Thoracic

Decortication / Empyema Drainage

What the Examiner Expects

Surgical removal of the thick fibrous peel (cortex) encasing the lung in the setting of organized empyema (stage III), allowing the trapped lung to re-expand and fill the pleural space. The examiner expects you to stage empyema using the American Thoracic Society classification: Stage I (exudative — free-flowing parapneumonic effusion, treat with antibiotics and thoracentesis/tube thoracostomy), Stage II (fibrinopurulent — loculated fluid with fibrin strands, treat with VATS debridement or intrapleural fibrinolytics), Stage III (organized — dense fibrotic peel trapping the lung, requires decortication). VATS is the preferred approach when feasible; thoracotomy for dense, chronic peels.

Key Examiner Focus Points

  • Indicated for organizing empyema (stage III) with trapped lung
  • Removes the fibrous peel (cortex) from the visceral pleura to allow lung re-expansion
  • Stage I (exudative): tube thoracostomy and antibiotics
  • Stage II (fibrinopurulent): VATS with lysis of adhesions and debridement
  • Stage III (organized): formal decortication via VATS or thoracotomy

Common Curveballs

Tube thoracostomy output suddenly stops but the effusion has not resolved on chest X-ray

Clogged or malpositioned tube, or the effusion has become loculated. Obtain CT chest to assess for loculations. Options: reposition or replace the tube, instill intrapleural fibrinolytics (TPA + DNase per MIST2 protocol), or proceed to VATS for debridement and lysis of loculations.

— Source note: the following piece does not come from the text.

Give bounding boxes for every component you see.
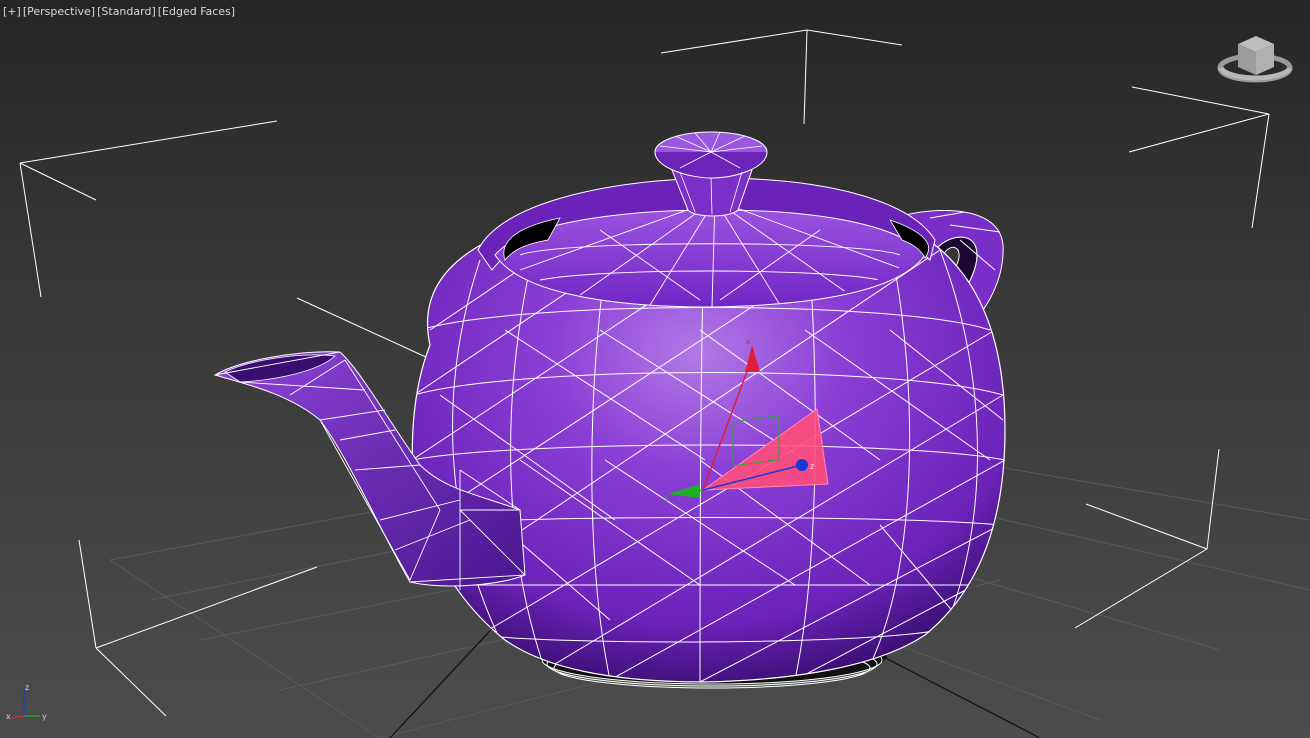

After decortication, the lung fails to fully expand

Assess for persistent air leak (bronchopleural fistula), residual cortex, or chronic lung disease preventing expansion. If the lung cannot fill the pleural space, a residual space will develop (risk of recurrent empyema). Options include muscle flap transposition (latissimus dorsi, serratus) or open window thoracostomy (Eloesser flap) for chronic drainage.